Bruce Covey joins the Double Ds!
Bruce Covey is the author of The Greek Gods as Telephone Wires, Elapsing Speedway Organism, and Ten Pins, Ten Frames. His recent poems also appear or are forthcoming in Aufgabe, Verse, LIT, Columbia Poetry Review, and other journals. He edits the web-based poetry magazine Coconut.
How does your expertise in technology serve your poems?
Once I had a concept for a poem that was particularly technologically challenging—I wanted to fill a page with texts about circles from three sources in variations of threes (1 sentence from the 1st, 2 from the 2nd, 3 from the 3rd; then 2 from the 1st, 3 from the 2nd, 1 from the 3rd, & so on), then essentially delete everything other than the content contained in six circular holes of diameters 1, 1, 1, 2, 2, & 3 inches. I had no idea how to do this on the computer, so my friend Jen helped me to a construct a mask or “layer” to achieve this electronically. Since then I’ve used photoshop quite a bit, plus html for my web-based magazine, Coconut. But I also like to entertain the parallels between poems & things like lines of code or mathematical proofs, i.e., the possibilities of the poem as tautological construct, or as a vector from Point A to Point G with B through F in between. & the actual rhetoric of the electronic world & physics & math is so infectious I often find it creeping its way into my poems. Sometimes too I love to work with a concept or notion in physics or math or computers as a structural device for a poem, rather than relying solely on syllabic patterns. & yet even traditional forms like pantoums have a kind of mathematics; & what could be more expressive of physics than a sonnet, with—in the Petrarchan example—the revolutions & gravitation between two bodies (the octet & sestet) at its heart?
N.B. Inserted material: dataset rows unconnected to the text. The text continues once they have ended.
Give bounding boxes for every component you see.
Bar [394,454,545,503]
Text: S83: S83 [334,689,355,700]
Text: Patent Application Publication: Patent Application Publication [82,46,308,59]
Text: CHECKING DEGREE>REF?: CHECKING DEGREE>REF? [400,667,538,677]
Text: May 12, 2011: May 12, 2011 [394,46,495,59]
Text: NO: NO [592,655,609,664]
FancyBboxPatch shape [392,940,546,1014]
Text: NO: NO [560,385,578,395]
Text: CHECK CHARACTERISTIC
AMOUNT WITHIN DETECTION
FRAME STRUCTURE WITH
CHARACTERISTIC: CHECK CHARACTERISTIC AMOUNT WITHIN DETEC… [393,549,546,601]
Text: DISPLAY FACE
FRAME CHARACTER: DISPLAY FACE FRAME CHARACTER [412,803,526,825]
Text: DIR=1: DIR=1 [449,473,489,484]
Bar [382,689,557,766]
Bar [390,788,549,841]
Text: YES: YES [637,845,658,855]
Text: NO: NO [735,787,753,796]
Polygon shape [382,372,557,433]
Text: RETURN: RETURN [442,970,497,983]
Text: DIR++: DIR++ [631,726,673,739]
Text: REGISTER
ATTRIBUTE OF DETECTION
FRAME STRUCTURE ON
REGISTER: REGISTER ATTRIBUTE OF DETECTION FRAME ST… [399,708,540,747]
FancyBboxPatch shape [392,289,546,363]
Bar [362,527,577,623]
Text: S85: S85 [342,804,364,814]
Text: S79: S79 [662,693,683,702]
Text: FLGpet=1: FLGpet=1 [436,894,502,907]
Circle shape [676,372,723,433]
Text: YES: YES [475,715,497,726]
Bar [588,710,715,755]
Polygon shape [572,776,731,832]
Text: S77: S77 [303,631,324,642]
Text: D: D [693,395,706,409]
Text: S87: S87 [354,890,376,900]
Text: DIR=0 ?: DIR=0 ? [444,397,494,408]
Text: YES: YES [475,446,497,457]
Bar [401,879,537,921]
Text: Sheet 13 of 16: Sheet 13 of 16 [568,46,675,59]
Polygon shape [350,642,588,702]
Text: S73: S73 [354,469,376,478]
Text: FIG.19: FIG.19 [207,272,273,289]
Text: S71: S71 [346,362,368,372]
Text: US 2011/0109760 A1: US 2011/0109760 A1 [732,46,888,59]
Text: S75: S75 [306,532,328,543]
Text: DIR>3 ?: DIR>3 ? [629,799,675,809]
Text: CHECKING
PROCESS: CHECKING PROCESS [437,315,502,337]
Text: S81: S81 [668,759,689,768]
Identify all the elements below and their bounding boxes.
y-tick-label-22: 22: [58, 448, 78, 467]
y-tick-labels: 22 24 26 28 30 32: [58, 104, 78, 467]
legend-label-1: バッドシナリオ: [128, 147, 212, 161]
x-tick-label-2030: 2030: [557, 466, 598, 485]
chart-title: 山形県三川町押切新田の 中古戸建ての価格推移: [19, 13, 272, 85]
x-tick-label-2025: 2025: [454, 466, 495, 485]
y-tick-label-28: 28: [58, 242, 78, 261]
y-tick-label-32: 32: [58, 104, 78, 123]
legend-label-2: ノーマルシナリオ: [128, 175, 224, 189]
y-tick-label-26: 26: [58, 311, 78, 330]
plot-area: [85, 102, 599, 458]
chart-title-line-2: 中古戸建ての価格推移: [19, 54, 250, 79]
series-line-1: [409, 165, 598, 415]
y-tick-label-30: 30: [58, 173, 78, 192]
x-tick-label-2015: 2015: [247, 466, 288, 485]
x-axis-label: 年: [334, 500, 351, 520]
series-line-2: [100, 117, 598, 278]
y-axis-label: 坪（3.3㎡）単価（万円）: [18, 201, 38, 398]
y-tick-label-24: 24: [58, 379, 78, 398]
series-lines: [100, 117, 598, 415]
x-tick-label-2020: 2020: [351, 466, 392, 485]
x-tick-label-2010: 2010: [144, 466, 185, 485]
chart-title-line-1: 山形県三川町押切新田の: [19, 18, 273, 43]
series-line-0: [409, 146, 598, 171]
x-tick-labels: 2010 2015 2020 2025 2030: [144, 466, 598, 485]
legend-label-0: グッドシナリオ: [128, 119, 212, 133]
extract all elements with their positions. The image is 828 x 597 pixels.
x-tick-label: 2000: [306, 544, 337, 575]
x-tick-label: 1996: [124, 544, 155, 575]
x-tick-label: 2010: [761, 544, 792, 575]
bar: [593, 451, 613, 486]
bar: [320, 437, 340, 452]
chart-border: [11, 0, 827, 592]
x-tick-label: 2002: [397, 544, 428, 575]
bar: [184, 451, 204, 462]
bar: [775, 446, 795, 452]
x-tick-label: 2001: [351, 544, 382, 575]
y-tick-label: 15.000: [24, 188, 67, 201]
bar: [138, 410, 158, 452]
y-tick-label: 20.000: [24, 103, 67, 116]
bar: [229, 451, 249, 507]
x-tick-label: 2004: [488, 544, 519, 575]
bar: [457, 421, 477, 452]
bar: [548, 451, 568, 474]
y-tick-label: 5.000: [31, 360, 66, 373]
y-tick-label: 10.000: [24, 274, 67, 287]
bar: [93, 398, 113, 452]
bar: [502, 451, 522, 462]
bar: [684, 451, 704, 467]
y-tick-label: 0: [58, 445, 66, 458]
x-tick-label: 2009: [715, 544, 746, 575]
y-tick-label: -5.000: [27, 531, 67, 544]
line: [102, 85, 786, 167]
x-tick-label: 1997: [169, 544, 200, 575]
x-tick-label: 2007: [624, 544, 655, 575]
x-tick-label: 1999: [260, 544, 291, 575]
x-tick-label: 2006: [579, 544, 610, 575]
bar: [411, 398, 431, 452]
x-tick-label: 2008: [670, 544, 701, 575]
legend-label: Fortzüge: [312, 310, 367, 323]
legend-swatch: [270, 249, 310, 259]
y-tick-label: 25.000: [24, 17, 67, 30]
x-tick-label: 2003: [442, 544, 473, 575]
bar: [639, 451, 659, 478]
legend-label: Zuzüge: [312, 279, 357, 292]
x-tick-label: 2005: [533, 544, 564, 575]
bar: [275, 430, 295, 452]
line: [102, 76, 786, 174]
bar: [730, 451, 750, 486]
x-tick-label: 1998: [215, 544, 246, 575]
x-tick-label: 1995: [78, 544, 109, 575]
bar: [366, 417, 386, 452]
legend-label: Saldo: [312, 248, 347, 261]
What’s your pick to receive the Oscar for Best Picture?
Gosh, I’m clueless when it comes to films & the Oscars, so I just googled the nominations. Mostly I only go to see children’s movies with my daughters, but I did see Avatar, which I didn’t really like. I mean, the special effects were beautiful, but the plot was problematic. I loved Up—a simple, but genuinely moving story—but I don’t think they would give the prize to a predominately kid’s film. & I’ve heard of several of the others, but don’t really know them, so I’ll say the prize will go to Precious, because when I closed my eyes & pointed to my computer screen, that’s the one I pointed to.